In my book I found:
Can you give an example of 2 random variables $X,Y$ S.T $(X+Y)$ ~ $U(0,2)$ and $X,Y$ are not independent.
Any ideas of how I can find such 2 random variabes?
I would prefer if those random variables tell a story so I can relate to the real world, for example selecting number in $[0,1]$ has uniform disturbution of $(0,1)$.
On
Per Peter O's suggestion, I am posting an answer to tie together the comments posted below this question.
Quick/intuitive answer:
Define $Z:=X+Y$ and let $X=Y$ and $Y\sim U(0,1)$.
We can define two events $X \in B, Y \in A$ for $A,B \subset (0,1)$
If $X$ and $Y$ are independent then $P(X\in B | Y \in A) = P(X\in B) \;\;\forall A,B \subset (0,1)$
However, this is not true:
$$A\cap B = \emptyset \implies P(X\in B| Y \in A) = 0 \neq P(X\in B)=\text{leb}(B)$$
That addresses independence.
Forthe distribution, I've pointed out that $2X$ is simply a location-scale transformation of $U(0,1)$ and will result in stretching the dentisty to $U(0,2)$
Set $X \sim U(0,1)$ and let $Y = X$. Then I claim that $X+Y \sim U(0,2)$ and that $X$ and $Y$ are not independent.
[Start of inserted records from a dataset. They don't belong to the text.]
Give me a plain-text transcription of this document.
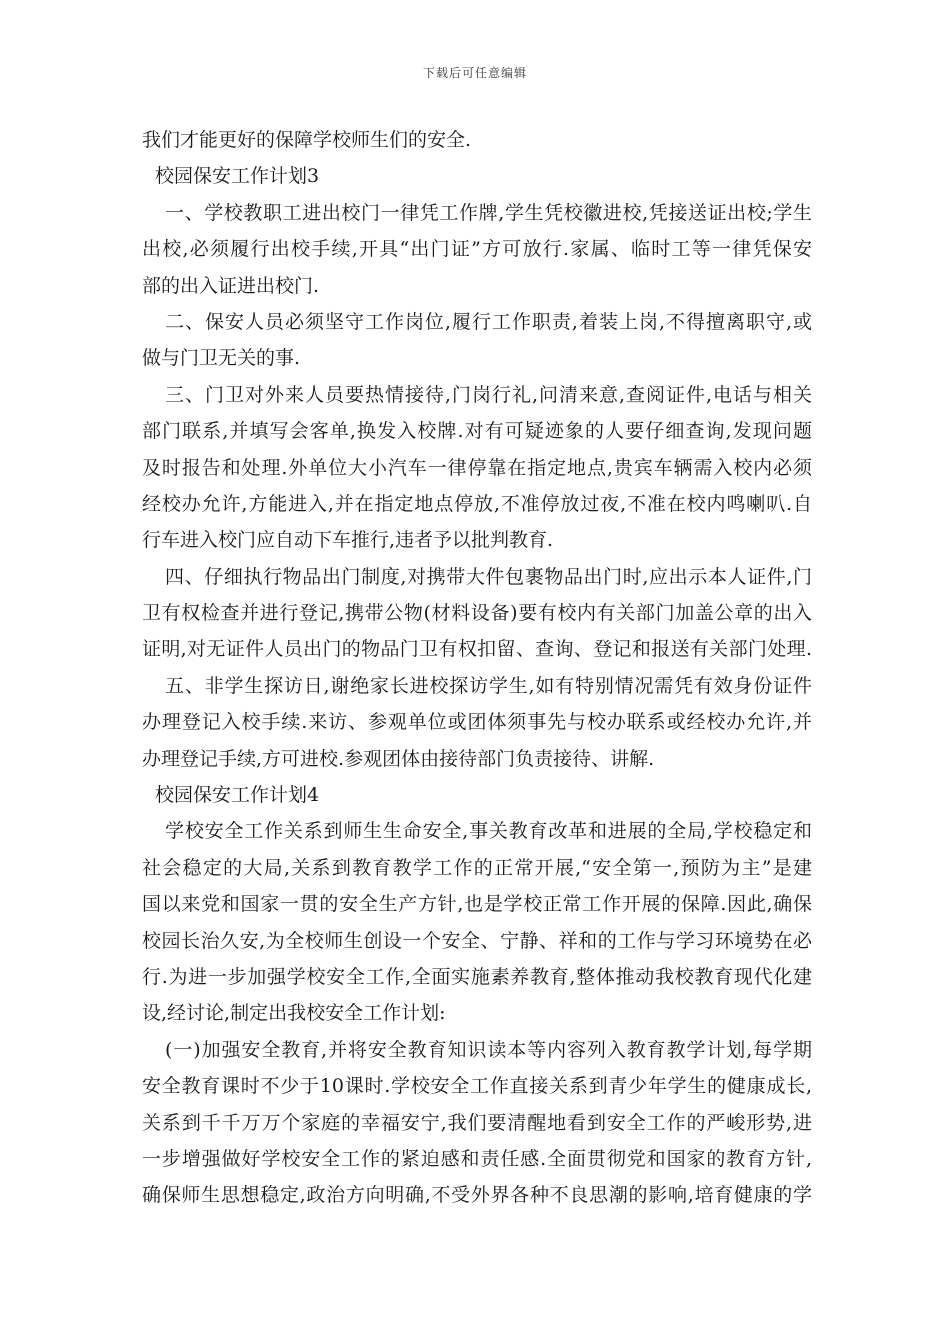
下载后可任意编辑
我们才能更好的保障学校师生们的安全.
校园保安工作计划3
一、学校教职工进出校门一律凭工作牌,学生凭校徽进校,凭接送证出校;学生
出校,必须履行出校手续,开具“出门证”方可放行.家属、临时工等一律凭保安
部的出入证进出校门.
二、保安人员必须坚守工作岗位,履行工作职责,着装上岗,不得擅离职守,或
做与门卫无关的事.
三、门卫对外来人员要热情接待,门岗行礼,问清来意,查阅证件,电话与相关
部门联系,并填写会客单,换发入校牌.对有可疑迹象的人要仔细查询,发现问题
及时报告和处理.外单位大小汽车一律停靠在指定地点,贵宾车辆需入校内必须
经校办允许,方能进入,并在指定地点停放,不准停放过夜,不准在校内鸣喇叭.自
行车进入校门应自动下车推行,违者予以批判教育.
四、仔细执行物品出门制度,对携带大件包裹物品出门时,应出示本人证件,门
卫有权检查并进行登记,携带公物(材料设备)要有校内有关部门加盖公章的出入
证明,对无证件人员出门的物品门卫有权扣留、查询、登记和报送有关部门处理.
五、非学生探访日,谢绝家长进校探访学生,如有特别情况需凭有效身份证件
办理登记入校手续.来访、参观单位或团体须事先与校办联系或经校办允许,并
办理登记手续,方可进校.参观团体由接待部门负责接待、讲解.
校园保安工作计划4
学校安全工作关系到师生生命安全,事关教育改革和进展的全局,学校稳定和
社会稳定的大局,关系到教育教学工作的正常开展,“安全第一,预防为主”是建
国以来党和国家一贯的安全生产方针,也是学校正常工作开展的保障.因此,确保
校园长治久安,为全校师生创设一个安全、宁静、祥和的工作与学习环境势在必
行.为进一步加强学校安全工作,全面实施素养教育,整体推动我校教育现代化建
设,经讨论,制定出我校安全工作计划:
(一)加强安全教育,并将安全教育知识读本等内容列入教育教学计划,每学期
安全教育课时不少于10课时.学校安全工作直接关系到青少年学生的健康成长,
关系到千千万万个家庭的幸福安宁,我们要清醒地看到安全工作的严峻形势,进
一步增强做好学校安全工作的紧迫感和责任感.全面贯彻党和国家的教育方针,
确保师生思想稳定,政治方向明确,不受外界各种不良思潮的影响,培育健康的学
If they were independent, $E(XY) = E(X)E(Y)$; instead, we have: $$E(XY) = E(X^2) = \int_0^1 x^2 dx = 1/3 \neq 1/4 = E(X)E(Y)$$
To see that $X+Y \sim U(0,2)$, notice that $$P(X+Y \leq z) = P(2X \leq z) = P(X \leq z/2) = \begin{cases} 0 & z < 0 \\ z/2 & 0 \leq z \leq 2 \\ 1 & z > 2 \end{cases}$$ which is the CDF of a $U(0,2)$ random variable.